La période de l'Antiquité tardive, à partir de la refondation de la ville par Constantin I, fait l'objet d'un traitement plus développé, de même que la période byzantine, avec l'intermède de la période croisée. On a cependant la sensation de ne faire qu'effleurer diverses problématiques comme l'introduction du christianisme ou encore l'iconoclasme. Tout est là ou presque pourtant mais sans ces connexions intellectuelles qui permettent d'entrevoir la profondeur de ce que l'on ne fait qu'effleurer du regard. On a un peu le sentiment d'une boule à facettes qui scintillerait et dont chacun serait supposé capter une part plus ou moins grande de son éclat. Il est certain que ce foisonnement ne peut qu'être encadré ; à défaut, il produit un impression confuse, occulte les points essentiels et focalise sur des aspects plus anecdotiques.

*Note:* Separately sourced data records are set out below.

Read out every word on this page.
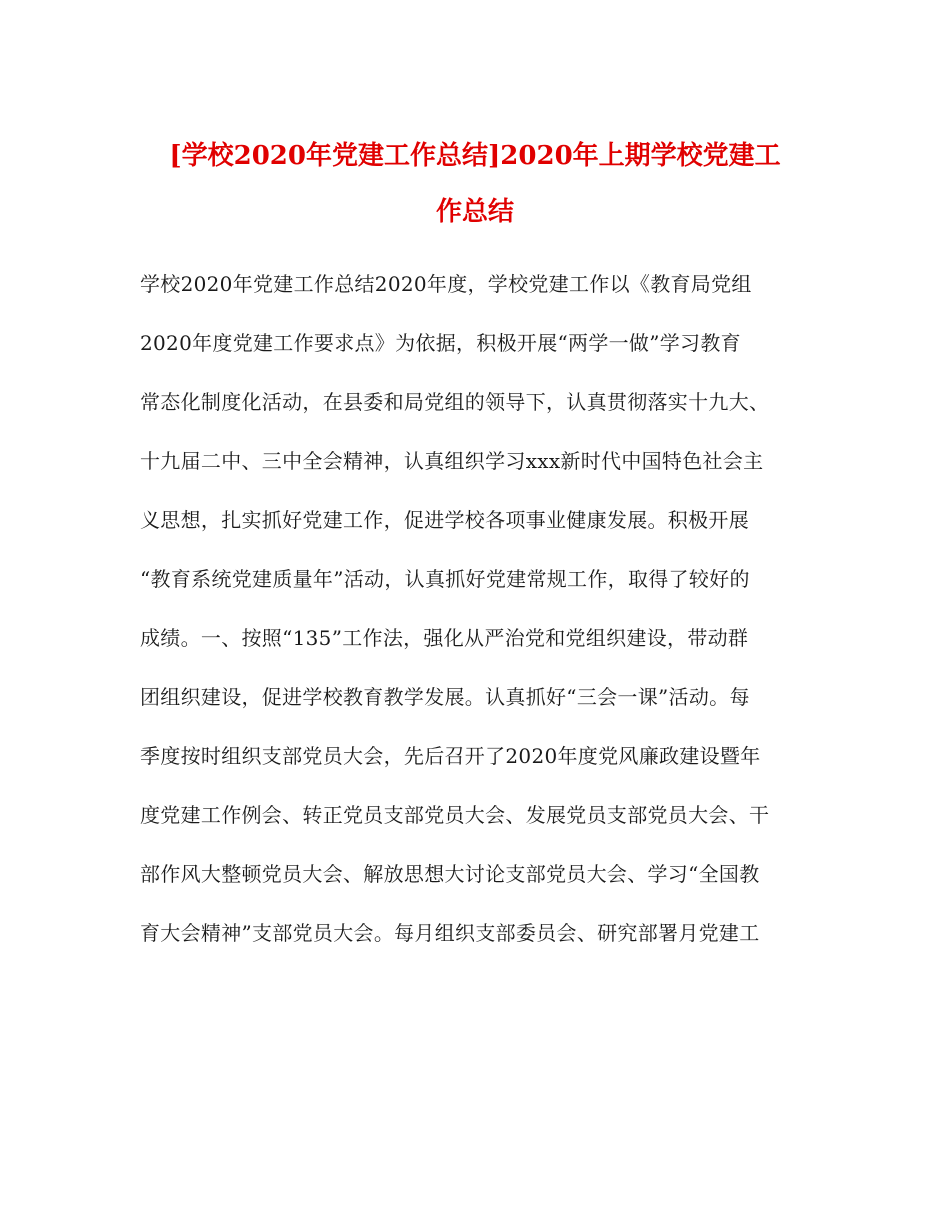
[学校2020年党建工作总结]2020年上期学校党建工
作总结
学校2020年党建工作总结2020年度，学校党建工作以《教育局党组
2020年度党建工作要求点》为依据，积极开展“两学一做”学习教育
常态化制度化活动，在县委和局党组的领导下，认真贯彻落实十九大、
十九届二中、三中全会精神，认真组织学习xxx新时代中国特色社会主
义思想，扎实抓好党建工作，促进学校各项事业健康发展。积极开展
“教育系统党建质量年”活动，认真抓好党建常规工作，取得了较好的
成绩。一、按照“135”工作法，强化从严治党和党组织建设，带动群
团组织建设，促进学校教育教学发展。认真抓好“三会一课”活动。每
季度按时组织支部党员大会，先后召开了2020年度党风廉政建设暨年
度党建工作例会、转正党员支部党员大会、发展党员支部党员大会、干
部作风大整顿党员大会、解放思想大讨论支部党员大会、学习“全国教
育大会精神”支部党员大会。每月组织支部委员会、研究部署月党建工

Voilà donc s'il s'agit de butiner, on peut toujours aller voir cette exposition tellement les œuvres sont intéressantes. Si en plus on a de la culture et le goût d'apprendre, on doit pouvoir ressortir de cette exposition un peu plus conscient du brassage culturel qui a fait l'originalité d'Istanbul et plus largement de cette région charnière des Balkans et de l'Asie Mineure. Ce qui est sans doute le plus intéressant, même si ce sont des réflexions que l'on est obligé de se faire à soi-même, c'est le poids du passé dans les réalisations ultérieures, cette impression qu'il existe toujours un socle sur lequel viennent se greffer des nouveautés, de l'obélisque du stade romain aux minarets, de la coupole de l'église Sainte-Sophie à celle de la Mosquée bleue, les motifs iconographiques récurrents, ...La partie de l'exposition consacrée aux Ottomans permet de se familiariser avec une période assez proche et pourtant relativement méconnue ; c'est certainement aussi incontournable de se pencher sur cette culture pour comprendre un peu mieux ce qu'était la Tunisie beylicale, en tant que province de l'empire, avec une part des usages calqués sur ceux d'Istanbul.

Avouons le, il n'y a que des choses belles et intéressantes à voir dans cette exposition. A chacun donc d'essayer d'en faire ce qu'il peut avec les moyens dont il dispose.